In that moment, I rejoiced, knowing that I followed through with my promise. In that moment, I could breathe. And call me crazy, but every ounce of faith I had in Katie getting into treatment, I restored in her achieving lasting sobriety. There’s something about these young women. I can’t help but have complete and undoubted faith that they will find the path. This has failed me—I have been wrong—but the times I’m right make this whole thing worth it. And I’ll do it over and over and over again.

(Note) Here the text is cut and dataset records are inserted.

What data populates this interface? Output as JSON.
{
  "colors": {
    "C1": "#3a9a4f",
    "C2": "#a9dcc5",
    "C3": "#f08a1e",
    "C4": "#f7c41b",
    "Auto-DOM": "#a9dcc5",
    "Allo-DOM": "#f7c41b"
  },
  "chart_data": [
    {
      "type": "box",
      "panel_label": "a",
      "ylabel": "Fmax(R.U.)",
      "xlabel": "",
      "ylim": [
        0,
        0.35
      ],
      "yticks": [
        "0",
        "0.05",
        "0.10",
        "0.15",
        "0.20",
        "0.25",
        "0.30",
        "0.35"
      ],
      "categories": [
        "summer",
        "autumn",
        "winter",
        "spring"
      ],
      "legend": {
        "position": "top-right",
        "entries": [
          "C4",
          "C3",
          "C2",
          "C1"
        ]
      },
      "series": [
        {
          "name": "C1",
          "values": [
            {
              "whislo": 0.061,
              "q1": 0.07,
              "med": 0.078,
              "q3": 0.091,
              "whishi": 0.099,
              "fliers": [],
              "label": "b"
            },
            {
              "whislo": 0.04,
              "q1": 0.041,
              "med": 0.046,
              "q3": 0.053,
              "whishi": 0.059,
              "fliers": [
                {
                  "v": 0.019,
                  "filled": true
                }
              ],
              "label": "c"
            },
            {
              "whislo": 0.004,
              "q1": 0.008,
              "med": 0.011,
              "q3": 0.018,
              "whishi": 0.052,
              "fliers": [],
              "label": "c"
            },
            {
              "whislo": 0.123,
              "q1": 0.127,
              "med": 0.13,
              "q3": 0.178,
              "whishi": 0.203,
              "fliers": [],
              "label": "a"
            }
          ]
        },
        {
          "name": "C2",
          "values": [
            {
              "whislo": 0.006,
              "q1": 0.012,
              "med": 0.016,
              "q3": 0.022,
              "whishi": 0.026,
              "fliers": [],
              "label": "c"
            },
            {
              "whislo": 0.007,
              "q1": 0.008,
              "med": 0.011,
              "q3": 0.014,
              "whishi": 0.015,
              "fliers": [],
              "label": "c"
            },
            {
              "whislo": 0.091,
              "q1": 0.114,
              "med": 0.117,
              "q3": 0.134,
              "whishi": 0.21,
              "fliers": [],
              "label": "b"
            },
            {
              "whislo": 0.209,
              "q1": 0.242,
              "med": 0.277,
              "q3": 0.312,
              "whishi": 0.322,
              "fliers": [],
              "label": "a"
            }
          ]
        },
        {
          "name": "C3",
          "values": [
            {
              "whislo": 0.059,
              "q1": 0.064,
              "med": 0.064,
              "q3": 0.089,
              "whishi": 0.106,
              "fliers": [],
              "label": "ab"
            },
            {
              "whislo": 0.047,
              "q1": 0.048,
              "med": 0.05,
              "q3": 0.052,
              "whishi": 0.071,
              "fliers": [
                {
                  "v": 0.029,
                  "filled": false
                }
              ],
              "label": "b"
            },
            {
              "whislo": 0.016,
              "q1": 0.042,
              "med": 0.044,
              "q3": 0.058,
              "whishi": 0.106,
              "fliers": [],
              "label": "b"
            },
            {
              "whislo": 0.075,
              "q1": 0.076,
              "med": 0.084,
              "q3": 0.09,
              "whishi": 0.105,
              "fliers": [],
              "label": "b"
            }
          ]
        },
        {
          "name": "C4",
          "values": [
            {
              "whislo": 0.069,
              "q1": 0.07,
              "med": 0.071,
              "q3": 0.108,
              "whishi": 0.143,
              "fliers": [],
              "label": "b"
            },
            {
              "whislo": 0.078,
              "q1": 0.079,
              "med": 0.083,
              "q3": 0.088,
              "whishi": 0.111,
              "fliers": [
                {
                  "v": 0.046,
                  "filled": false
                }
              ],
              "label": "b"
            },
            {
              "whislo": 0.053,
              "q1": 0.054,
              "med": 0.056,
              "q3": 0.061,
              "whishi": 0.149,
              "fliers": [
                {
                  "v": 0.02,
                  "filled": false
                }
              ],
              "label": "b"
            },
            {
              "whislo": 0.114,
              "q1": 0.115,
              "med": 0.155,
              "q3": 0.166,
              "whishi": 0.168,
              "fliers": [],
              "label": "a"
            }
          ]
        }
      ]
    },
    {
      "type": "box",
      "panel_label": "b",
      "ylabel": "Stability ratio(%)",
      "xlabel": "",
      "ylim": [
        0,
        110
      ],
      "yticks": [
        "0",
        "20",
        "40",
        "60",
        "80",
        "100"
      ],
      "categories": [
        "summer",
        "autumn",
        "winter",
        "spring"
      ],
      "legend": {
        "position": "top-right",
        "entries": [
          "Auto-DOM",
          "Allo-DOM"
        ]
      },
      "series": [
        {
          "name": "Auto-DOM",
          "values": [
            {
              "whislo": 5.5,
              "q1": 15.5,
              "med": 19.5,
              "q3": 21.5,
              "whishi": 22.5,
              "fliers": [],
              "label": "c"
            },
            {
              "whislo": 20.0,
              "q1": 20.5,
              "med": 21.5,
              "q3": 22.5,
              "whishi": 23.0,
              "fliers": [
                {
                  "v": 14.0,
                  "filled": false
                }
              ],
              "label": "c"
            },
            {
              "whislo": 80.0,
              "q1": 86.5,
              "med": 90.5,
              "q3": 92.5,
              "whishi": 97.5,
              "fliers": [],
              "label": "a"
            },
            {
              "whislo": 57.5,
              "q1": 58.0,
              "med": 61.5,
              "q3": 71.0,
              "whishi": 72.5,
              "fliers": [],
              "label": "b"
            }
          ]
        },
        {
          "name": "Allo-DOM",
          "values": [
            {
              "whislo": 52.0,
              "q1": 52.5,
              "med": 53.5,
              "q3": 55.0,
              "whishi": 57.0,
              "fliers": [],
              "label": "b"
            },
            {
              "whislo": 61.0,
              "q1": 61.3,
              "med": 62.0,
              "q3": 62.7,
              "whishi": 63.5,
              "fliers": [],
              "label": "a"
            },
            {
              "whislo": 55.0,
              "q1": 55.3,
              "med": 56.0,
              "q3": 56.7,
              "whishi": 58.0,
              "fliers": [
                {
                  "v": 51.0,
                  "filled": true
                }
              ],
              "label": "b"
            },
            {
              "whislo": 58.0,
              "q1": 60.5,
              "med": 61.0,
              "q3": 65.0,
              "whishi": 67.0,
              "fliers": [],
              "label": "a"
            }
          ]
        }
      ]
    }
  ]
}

Today, Katie has almost nine months sober. She works the program of Alcoholics Anonymous. She has a job, an honest relationship with her family, and the brightest smile I’ve ever seen. I am so grateful to have been the link to the beginning of her journey. I talk with her often. I also still talk with Sandy. We catch up every couple months. I still give her advice, and she tells me stories about Katie’s progression in sobriety. They are among one of the many of the experiences that has taught me so much about not only my profession, but myself. I am forever grateful for them. I can’t tell you what the future holds for Katie, if she will stay sober for the rest of her life. That not up to me. I can tell you that miracles happen every day, and in this moment she is doing pretty damn well.
I’ve had the pleasure of working with many many Sandys and many Katies. I can’t read the future. I don’t know how things are ever going to turn out. Sometimes, in spite of all my efforts, I fail and addiction wins. That is the hard reality about this disease. It will consume and destroy everything in its path. Sometimes, though we—the families, treatment professionals, friends, husbands, wives—sometimes, we do win. And truly I believe those days are what keep me working in this field. I can’t tell you exactly what made things turn out like they did in regards to Katie. But I’d like to say it was a little bit of faith, perseverance, little bit of God—or the universe—and a whole lot of hope.
NB: All reasonable efforts have been made by this writer to protect client confidentiality. Because of this, names and identifying details in this piece have been changed, omitted, and/or embellished.